We began our trip by making our way to the central part of the Komodo Islands. Since it was mid afternoon we only had time for one dive our first day. Our instructors called it a "check dive" where they insure that everyone will be okay in the more difficult to navigate waters. Komodo is also home to some of the most technical diving in the world, with its extremely fast currents. The first dive while only being a check dive was wonderful, but it was only a teaser to what would come the following days.
The next three days were as follows:
Wake up around 6am enjoy a coffee and the sunrise and a small breakfast of cereal and juice. Dive.
Big Breakfast usually with eggs, rice, toast, pancakes, and fruit.
Dive.
Relax/ lunch
Dive.
snack/ relax
Dive.
Dinner/ relax/ play cards
Sleep/ repeat
Dive sights in Komodo are all so different from one another. We had 12 dives in total and in those dives we had sensory overload. Colors shooting at us from all directions. The spectacular fluorescent colors of the reef intertwined with thousands of patterned fish, electric soft corals, massive schools of barracuda and travalies, big sharks, manta rays, and fast currents. I mean really fast, so fast you stop looking at things and just focus on not drifting away fast!
We did bring a go pro with us while diving, but unfortunately the color is completely lost after 10 meters. Below is a glimpse of what we saw in Komodo, and if you're a diver, I recommend taking your next vacation here!

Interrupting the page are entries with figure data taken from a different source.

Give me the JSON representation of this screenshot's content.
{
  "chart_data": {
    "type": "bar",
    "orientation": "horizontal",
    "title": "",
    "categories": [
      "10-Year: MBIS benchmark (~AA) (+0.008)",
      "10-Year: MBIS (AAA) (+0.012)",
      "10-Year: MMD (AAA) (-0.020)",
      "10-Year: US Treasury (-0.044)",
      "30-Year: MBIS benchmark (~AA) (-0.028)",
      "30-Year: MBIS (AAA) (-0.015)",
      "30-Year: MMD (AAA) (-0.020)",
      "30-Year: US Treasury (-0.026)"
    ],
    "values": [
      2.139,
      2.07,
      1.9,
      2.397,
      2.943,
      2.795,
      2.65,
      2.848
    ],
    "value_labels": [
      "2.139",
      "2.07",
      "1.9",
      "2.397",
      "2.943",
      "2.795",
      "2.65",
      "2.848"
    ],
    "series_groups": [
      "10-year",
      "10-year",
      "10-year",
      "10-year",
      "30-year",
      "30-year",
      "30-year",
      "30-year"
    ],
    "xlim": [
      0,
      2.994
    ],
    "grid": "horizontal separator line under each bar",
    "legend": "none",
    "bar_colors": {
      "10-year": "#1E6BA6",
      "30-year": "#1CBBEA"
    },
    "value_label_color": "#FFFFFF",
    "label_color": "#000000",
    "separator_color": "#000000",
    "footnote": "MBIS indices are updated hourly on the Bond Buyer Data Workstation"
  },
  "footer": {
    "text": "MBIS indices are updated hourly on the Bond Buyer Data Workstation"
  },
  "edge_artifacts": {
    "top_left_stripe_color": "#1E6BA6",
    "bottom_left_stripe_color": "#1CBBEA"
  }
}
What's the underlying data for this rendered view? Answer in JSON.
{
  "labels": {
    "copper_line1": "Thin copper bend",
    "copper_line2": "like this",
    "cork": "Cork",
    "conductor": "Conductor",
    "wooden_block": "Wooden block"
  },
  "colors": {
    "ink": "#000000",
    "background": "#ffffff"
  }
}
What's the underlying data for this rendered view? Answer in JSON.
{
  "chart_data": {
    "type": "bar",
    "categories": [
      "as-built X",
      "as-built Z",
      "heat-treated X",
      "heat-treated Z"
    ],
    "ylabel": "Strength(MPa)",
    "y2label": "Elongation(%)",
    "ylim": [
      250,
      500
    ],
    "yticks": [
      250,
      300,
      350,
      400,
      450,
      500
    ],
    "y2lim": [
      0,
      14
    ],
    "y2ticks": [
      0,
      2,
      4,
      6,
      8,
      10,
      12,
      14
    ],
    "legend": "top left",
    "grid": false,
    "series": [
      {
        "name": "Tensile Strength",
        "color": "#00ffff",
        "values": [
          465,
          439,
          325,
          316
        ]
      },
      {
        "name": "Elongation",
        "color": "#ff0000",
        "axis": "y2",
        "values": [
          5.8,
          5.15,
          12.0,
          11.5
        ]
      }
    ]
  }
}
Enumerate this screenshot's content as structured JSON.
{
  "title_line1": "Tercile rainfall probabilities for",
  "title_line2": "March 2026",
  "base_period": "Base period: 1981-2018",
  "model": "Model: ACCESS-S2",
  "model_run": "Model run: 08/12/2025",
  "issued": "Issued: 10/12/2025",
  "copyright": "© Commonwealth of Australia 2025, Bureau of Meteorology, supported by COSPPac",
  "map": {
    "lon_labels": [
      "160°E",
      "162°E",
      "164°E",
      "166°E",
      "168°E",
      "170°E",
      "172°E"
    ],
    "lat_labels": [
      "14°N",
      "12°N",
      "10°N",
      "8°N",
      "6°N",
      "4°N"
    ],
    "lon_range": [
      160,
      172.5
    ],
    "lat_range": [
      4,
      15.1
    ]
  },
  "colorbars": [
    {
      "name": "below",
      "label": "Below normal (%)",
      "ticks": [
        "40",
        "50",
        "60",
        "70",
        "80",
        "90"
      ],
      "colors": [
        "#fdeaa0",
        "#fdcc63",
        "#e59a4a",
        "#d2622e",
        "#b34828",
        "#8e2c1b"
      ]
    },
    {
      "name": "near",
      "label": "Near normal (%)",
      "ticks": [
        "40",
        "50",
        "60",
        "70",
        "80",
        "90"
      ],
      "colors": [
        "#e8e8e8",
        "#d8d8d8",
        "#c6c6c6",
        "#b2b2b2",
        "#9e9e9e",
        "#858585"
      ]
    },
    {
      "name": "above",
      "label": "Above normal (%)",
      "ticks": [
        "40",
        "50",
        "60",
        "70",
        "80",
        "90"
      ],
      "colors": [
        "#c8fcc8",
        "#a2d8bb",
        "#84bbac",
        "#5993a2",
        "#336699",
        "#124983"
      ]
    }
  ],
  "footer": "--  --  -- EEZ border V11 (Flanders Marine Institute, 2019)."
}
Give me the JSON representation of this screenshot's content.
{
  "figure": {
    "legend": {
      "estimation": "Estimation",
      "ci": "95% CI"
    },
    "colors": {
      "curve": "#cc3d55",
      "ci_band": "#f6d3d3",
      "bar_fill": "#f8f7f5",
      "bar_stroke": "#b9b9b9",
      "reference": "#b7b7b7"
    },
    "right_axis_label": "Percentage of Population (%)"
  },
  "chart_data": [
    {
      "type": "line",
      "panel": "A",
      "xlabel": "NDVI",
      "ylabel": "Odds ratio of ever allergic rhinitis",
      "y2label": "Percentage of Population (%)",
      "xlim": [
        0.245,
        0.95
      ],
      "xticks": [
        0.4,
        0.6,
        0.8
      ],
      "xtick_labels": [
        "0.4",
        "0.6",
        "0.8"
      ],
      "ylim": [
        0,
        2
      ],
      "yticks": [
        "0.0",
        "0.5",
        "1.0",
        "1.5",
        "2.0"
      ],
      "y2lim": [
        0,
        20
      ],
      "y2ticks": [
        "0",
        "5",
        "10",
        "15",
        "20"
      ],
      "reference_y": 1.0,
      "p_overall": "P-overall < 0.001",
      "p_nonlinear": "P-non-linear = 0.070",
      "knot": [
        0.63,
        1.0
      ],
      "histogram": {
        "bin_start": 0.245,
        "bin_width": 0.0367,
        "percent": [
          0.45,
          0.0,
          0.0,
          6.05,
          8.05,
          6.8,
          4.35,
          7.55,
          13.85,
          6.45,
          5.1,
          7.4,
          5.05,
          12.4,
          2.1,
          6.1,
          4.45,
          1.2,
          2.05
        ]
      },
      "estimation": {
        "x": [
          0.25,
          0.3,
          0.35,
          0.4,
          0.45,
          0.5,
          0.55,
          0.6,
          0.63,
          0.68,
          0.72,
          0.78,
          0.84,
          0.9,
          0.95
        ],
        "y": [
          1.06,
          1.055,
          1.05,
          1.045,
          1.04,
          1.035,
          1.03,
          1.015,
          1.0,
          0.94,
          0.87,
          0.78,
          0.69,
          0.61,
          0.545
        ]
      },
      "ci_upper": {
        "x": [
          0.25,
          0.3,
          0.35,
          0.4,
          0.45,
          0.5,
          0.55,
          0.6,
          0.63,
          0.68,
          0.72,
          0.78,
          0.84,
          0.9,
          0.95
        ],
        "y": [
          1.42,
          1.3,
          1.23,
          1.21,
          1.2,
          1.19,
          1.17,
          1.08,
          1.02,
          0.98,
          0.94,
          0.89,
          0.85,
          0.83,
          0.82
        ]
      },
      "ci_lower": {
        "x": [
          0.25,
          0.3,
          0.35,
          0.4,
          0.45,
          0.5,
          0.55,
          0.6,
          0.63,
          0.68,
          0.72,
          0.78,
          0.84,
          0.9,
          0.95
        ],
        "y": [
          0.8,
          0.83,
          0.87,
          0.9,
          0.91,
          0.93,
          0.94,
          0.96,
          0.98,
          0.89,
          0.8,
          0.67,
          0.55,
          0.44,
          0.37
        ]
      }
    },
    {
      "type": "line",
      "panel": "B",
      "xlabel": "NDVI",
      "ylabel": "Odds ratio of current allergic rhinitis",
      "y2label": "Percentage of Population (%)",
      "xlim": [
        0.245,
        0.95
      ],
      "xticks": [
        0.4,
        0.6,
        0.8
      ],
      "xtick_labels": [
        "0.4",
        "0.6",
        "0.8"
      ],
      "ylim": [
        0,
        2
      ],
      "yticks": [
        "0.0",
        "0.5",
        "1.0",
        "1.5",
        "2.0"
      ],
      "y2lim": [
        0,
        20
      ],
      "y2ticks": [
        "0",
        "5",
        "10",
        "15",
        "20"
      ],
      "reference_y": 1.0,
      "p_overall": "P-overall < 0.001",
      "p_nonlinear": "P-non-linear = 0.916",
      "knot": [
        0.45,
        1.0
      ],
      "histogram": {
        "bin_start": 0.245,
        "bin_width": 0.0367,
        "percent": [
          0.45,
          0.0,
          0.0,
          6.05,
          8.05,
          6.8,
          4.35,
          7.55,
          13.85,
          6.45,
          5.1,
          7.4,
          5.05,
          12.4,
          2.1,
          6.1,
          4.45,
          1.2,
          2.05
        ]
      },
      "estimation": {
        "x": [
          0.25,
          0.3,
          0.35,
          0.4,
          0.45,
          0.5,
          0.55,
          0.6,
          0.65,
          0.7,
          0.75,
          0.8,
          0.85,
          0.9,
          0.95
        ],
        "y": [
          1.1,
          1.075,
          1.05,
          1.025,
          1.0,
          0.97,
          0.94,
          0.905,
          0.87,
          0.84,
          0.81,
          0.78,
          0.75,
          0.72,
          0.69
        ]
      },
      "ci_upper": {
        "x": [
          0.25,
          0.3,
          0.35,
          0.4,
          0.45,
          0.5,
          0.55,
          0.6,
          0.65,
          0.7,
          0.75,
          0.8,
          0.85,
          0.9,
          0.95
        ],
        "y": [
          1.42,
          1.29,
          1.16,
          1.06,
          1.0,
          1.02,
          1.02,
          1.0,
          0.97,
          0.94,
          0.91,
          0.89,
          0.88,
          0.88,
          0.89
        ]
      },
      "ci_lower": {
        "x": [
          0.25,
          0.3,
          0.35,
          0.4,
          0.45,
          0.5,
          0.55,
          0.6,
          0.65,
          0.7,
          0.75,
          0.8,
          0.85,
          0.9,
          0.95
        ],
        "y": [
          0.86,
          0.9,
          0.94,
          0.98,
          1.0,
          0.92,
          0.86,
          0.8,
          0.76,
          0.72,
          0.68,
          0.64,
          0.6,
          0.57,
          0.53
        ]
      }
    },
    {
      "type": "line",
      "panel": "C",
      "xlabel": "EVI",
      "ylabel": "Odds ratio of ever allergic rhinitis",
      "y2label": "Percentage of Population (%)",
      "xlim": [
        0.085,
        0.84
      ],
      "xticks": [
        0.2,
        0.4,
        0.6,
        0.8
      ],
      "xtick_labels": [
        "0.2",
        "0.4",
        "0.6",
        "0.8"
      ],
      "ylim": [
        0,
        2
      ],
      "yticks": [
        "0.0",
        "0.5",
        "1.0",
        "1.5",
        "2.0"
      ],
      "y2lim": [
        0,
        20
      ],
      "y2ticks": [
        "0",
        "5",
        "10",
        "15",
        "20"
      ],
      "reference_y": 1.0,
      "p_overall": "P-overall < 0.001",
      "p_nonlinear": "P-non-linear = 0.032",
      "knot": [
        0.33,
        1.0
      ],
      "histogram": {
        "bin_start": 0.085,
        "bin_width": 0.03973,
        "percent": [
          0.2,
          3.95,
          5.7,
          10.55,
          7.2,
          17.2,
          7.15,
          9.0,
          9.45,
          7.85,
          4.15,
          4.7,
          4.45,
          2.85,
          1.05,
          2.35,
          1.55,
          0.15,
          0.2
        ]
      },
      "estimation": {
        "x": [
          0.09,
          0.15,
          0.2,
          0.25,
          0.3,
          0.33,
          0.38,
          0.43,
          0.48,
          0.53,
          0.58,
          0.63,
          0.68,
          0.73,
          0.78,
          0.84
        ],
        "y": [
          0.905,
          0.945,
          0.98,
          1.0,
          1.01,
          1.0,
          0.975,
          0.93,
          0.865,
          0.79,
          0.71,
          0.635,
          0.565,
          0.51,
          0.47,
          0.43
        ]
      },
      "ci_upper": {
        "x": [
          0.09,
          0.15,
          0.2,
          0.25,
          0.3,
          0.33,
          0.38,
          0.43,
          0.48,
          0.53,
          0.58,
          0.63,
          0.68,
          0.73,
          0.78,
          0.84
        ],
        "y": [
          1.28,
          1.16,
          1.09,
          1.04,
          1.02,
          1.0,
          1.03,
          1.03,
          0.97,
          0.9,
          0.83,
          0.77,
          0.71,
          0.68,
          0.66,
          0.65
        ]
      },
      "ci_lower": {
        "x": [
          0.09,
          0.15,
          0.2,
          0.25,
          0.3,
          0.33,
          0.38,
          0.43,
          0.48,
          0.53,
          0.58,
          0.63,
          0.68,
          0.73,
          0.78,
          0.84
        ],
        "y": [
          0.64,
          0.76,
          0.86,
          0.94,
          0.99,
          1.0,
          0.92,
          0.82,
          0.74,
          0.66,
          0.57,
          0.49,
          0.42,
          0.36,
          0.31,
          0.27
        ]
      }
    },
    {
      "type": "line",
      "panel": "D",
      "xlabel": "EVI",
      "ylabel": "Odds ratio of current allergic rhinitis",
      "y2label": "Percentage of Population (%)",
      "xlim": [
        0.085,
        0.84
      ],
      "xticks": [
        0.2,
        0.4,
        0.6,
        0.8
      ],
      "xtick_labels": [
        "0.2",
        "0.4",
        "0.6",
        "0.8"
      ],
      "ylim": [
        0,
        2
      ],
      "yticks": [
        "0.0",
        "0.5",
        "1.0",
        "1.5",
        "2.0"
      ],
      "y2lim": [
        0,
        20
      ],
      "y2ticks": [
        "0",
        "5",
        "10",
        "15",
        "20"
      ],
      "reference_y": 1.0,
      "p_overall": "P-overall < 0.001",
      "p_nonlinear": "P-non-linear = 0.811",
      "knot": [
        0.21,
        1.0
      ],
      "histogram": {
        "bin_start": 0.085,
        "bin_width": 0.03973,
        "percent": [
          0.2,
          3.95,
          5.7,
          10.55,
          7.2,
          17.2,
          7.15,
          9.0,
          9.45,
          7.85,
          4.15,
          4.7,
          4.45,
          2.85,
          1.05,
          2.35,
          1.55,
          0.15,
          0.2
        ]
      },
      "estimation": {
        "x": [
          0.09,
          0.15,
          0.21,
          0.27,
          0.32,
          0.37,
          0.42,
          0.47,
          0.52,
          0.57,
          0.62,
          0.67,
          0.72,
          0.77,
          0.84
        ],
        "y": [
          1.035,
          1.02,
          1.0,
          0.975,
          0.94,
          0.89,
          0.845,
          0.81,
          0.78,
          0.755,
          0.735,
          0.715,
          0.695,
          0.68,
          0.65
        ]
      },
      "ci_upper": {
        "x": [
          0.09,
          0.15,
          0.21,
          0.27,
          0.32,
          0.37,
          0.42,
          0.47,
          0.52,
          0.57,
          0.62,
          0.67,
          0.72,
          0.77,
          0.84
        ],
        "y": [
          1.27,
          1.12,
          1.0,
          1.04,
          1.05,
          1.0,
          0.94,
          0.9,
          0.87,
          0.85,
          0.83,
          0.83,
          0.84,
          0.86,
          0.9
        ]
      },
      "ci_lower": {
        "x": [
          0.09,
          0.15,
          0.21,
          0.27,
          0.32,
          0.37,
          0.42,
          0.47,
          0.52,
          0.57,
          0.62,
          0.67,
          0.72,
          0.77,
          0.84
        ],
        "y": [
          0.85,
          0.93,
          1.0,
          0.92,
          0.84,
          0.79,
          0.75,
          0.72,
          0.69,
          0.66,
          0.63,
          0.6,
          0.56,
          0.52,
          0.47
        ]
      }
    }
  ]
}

We were asked at the end of the trip what our favorite dive was, and while its nearly impossible to pick a favorite, one in particular stands out. As we descended into the water to our max depth of 30 meters we had to fight a current to get to stay with our dive guide. Not being briefed much on what this dive was going to entail I fight with all my might to stay up with him. I grab on to a coral head to catch my breath as the current continues to try to pull me back and my instructor is nearly out of sight. I look down at my air gage, Ive already blown through 40 bars of air, only 7 minutes into the dive, that's nearly a quarter of my air supply. I'm not going to make it very far at this rate. I slow my breathing, catch my breath, and with Brandon by my side we signal to each other to continue forward. Finally, we beat the current catch up to our instructor and he signals us to clip into a rock. We do as told and soon enough the current is back, but this time all we have to do is hold on and look into the blue. The coral wall we're attached to drops of steeply and when we look out we just see ocean to our front. We see some white tip sharks and giant travailies begin to circle around the area as big schools of fish dance in the swift current. I am amazed by the tranquility of the water down here, even as I'm holding on for dear life in the current; it's as if the fish don't even notice it. All at once the fish dive towards the coral wall and back up. They are completely synchronized. A few more sharks are in the area now. I try counting but loose track as a travailie makes a move at a fish! He gets it but only a piece of the fin. In come the sharks only 1 meter away from us. More than 10 of them circling and thrashing around going at the surrendering fish. I hold on to Brandon hoping we dont get caught up in the feasting frenzy. A minute goes by and its all over. Blood pumping through my veins and my eyes as wide as the triggerfish below, I can't believe what I just witnessed. A silent party goes on below between my dive guide myself and brandon and the other few divers that were lucky enough to witness the event. Fists pumping in the air, we unhook ourselves from the rock and let the current take us to a calm spot to finish off our dive.
Dingy to the dive site |
Bamboo shark |
White tip reef shark on the hunt
Thanks for reading.... off to Singapore and Vietnam!